Some things are clear: Pilots who are not fit to fly should not fly. Passengers trust that pilots will keep them safe, and thousands of aviation professionals prove themselves competent, reliable, and worthy of that trust many times every day.

The airline industry also has screening processes and an exemplary safety record. The U.S. requires extensive training for commercial pilots, and regular checkups and medical disclosures. Airline pilots are the most scrutinized professionals (much more so than medical practitioners) and for good reason.

But there are areas in which we must do better.

One needed long-term measure is including lavatories inside the cockpit area so pilots do not need to step outside.

Another more immediate measure is to greatly increase the rate of self-reporting of mental health issues, such as depression. Current screening and checkups are not enough, especially given that little screening is done after a pilot is hired.

More than 40 years of experience with safety reporting systems has revealed there is some critical safety information that cannot be gleaned in any other way than self-reporting. And as The Wall Street Journal recently reported, there are limits to what screening can reveal.

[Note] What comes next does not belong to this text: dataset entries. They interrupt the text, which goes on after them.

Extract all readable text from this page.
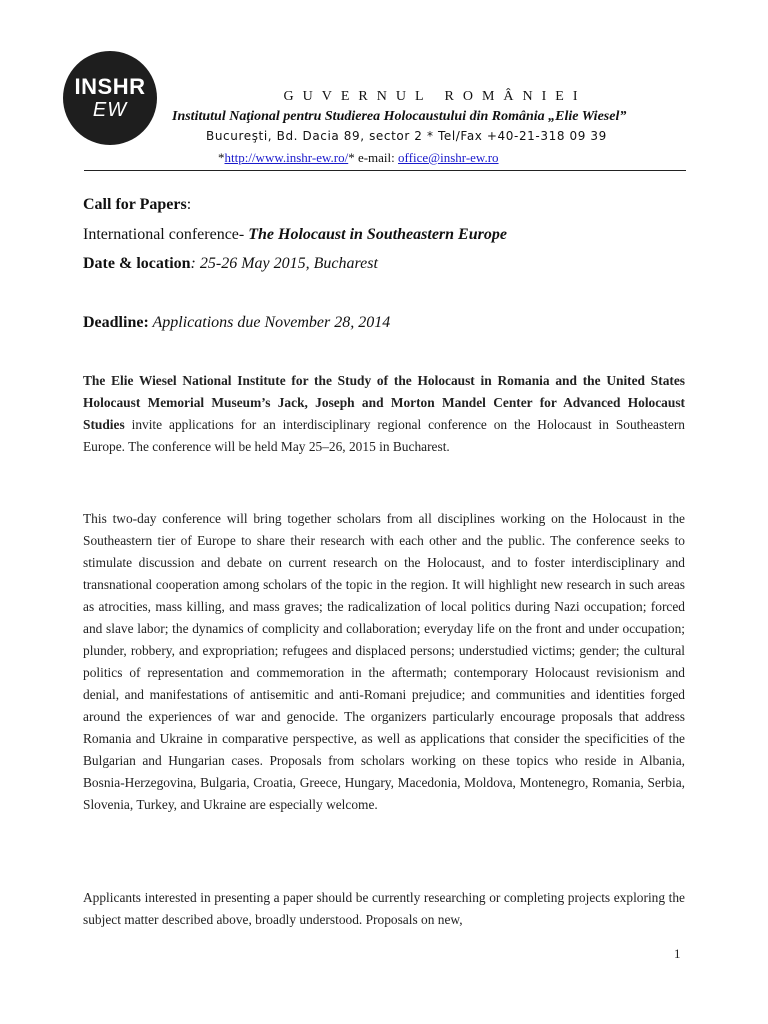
INSHR
EW
GUVERNUL ROMÂNIEI
Institutul Naţional pentru Studierea Holocaustului din România „Elie Wiesel”
Bucureşti, Bd. Dacia 89, sector 2 * Tel/Fax +40-21-318 09 39
*http://www.inshr-ew.ro/* e-mail: office@inshr-ew.ro
Call for Papers:
International conference- The Holocaust in Southeastern Europe
Date & location: 25-26 May 2015, Bucharest
Deadline: Applications due November 28, 2014
The Elie Wiesel National Institute for the Study of the Holocaust in Romania and the United States Holocaust Memorial Museum’s Jack, Joseph and Morton Mandel Center for Advanced Holocaust Studies invite applications for an interdisciplinary regional conference on the Holocaust in Southeastern Europe. The conference will be held May 25–26, 2015 in Bucharest.
This two-day conference will bring together scholars from all disciplines working on the Holocaust in the Southeastern tier of Europe to share their research with each other and the public. The conference seeks to stimulate discussion and debate on current research on the Holocaust, and to foster interdisciplinary and transnational cooperation among scholars of the topic in the region. It will highlight new research in such areas as atrocities, mass killing, and mass graves; the radicalization of local politics during Nazi occupation; forced and slave labor; the dynamics of complicity and collaboration; everyday life on the front and under occupation; plunder, robbery, and expropriation; refugees and displaced persons; understudied victims; gender; the cultural politics of representation and commemoration in the aftermath; contemporary Holocaust revisionism and denial, and manifestations of antisemitic and anti-Romani prejudice; and communities and identities forged around the experiences of war and genocide. The organizers particularly encourage proposals that address Romania and Ukraine in comparative perspective, as well as applications that consider the specificities of the Bulgarian and Hungarian cases. Proposals from scholars working on these topics who reside in Albania, Bosnia-Herzegovina, Bulgaria, Croatia, Greece, Hungary, Macedonia, Moldova, Montenegro, Romania, Serbia, Slovenia, Turkey, and Ukraine are especially welcome.
Applicants interested in presenting a paper should be currently researching or completing projects exploring the subject matter described above, broadly understood. Proposals on new,
1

Even with required disclosure of disqualifying conditions and doctor visits, and stiff penalties for failure to disclose, self-reporting rates are thought to be low. To correct this, we must remember the vital role of trust in this industry. The public must be able to trust pilots, and pilots must be able to trust that they will be treated justly and not punitively should they develop a mental health problem. Rigid new rules would only keep mental health issues underground, where they can never be solved.

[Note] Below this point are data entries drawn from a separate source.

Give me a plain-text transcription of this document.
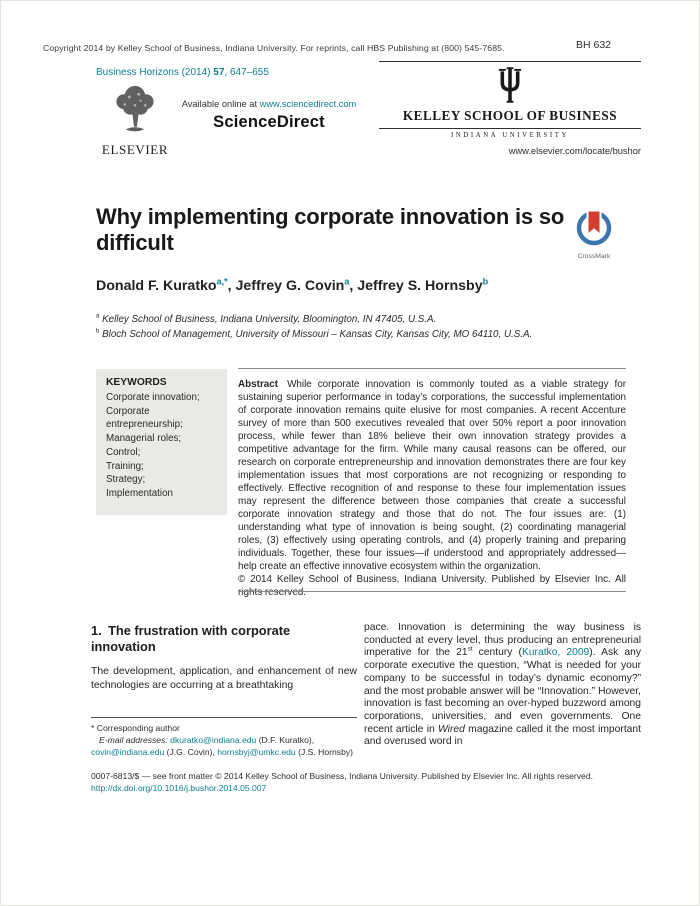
Copyright 2014 by Kelley School of Business, Indiana University. For reprints, call HBS Publishing at (800) 545-7685.	BH 632
Business Horizons (2014) 57, 647–655
ELSEVIER
Available online at www.sciencedirect.com
ScienceDirect	KELLEY SCHOOL OF BUSINESS
INDIANA UNIVERSITY
www.elsevier.com/locate/bushor
Why implementing corporate innovation is so difficult
CrossMark
Donald F. Kuratko$^{a,*}$, Jeffrey G. Covin$^a$, Jeffrey S. Hornsby$^b$
$^a$ Kelley School of Business, Indiana University, Bloomington, IN 47405, U.S.A.
$^b$ Bloch School of Management, University of Missouri – Kansas City, Kansas City, MO 64110, U.S.A.
KEYWORDS
Corporate innovation;
Corporate entrepreneurship;
Managerial roles;
Control;
Training;
Strategy;
Implementation
Abstract While corporate innovation is commonly touted as a viable strategy for sustaining superior performance in today’s corporations, the successful implementation of corporate innovation remains quite elusive for most companies. A recent Accenture survey of more than 500 executives revealed that over 50% report a poor innovation process, while fewer than 18% believe their own innovation strategy provides a competitive advantage for the firm. While many causal reasons can be offered, our research on corporate entrepreneurship and innovation demonstrates there are four key implementation issues that most corporations are not recognizing or responding to effectively. Effective recognition of and response to these four implementation issues may represent the difference between those companies that create a successful corporate innovation strategy and those that do not. The four issues are: (1) understanding what type of innovation is being sought, (2) coordinating managerial roles, (3) effectively using operating controls, and (4) properly training and preparing individuals. Together, these four issues—if understood and appropriately addressed—help create an effective innovative ecosystem within the organization.
© 2014 Kelley School of Business, Indiana University. Published by Elsevier Inc. All rights reserved.
1. The frustration with corporate innovation
The development, application, and enhancement of new technologies are occurring at a breathtaking
pace. Innovation is determining the way business is conducted at every level, thus producing an entrepreneurial imperative for the 21st century (Kuratko, 2009). Ask any corporate executive the question, “What is needed for your company to be successful in today’s dynamic economy?” and the most probable answer will be “Innovation.” However, innovation is fast becoming an over-hyped buzzword among corporations, universities, and even governments. One recent article in Wired magazine called it the most important and overused word in
* Corresponding author
E-mail addresses: dkuratko@indiana.edu (D.F. Kuratko), covin@indiana.edu (J.G. Covin), hornsbyj@umkc.edu (J.S. Hornsby)
0007-6813/$ — see front matter © 2014 Kelley School of Business, Indiana University. Published by Elsevier Inc. All rights reserved.
http://dx.doi.org/10.1016/j.bushor.2014.05.007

Airline companies, pilots’ unions, and aviation regulators must form an effective partnership so aviation professionals can have the confidence to self-report, get the help they need, and when their condition is resolved, return to work.

In the U.S., we have long enjoyed two airline safety advantages. One is that, until recently, about 75% of newly hired airline pilots were previously military aviators. They proved themselves in the most rigorous, disciplined, and demanding flight operations in the world even before being screened by airlines.

A second is that airline hiring and training standards have been high enough that most non-military pilots have had extensive experience and been screened by multiple employers before being hired by an airline. (The copilot on the Germanwings flight could not have been an airline pilot in the U.S. because he lacked the 1,500 hours of flight experience required to have an Airline Transport Pilot certificate.)

Today, far fewer newly hired pilots now have prior military experience, which means that we need an ever more robust system that combines screening, self-reporting — and a healthy dose of realism.

Depression is a common mood disorder, and we cannot think that because a pilot has not experienced it in the past, he or she never will do so in the future.

I spoke with Stuart Eisendrath, MD, Director of the UCSF Depression Center, who said, “Self-reporting of symptoms is the most important way to diagnose depression.” With appropriate treatment, he added, depression does not have to be career-ending. “But having an open environment to raise the diagnosis of depression is an important step in this process.”

Until 2010, the Federal Aviation Administration took a hard line on mood disorders: One depressive episode could be career-ending. It now takes a more enlightened approach, offering a few more options for pilots to seek treatment. But we must do everything possible to ensure that all the elements that go into ensuring passenger safety fit together within a culture that makes them effective.

Let us move forward in honoring the victims of this tragedy by having a global conversation about how to ensure that all such standards and best practices are complied with in every profession where people’s safety is on the line.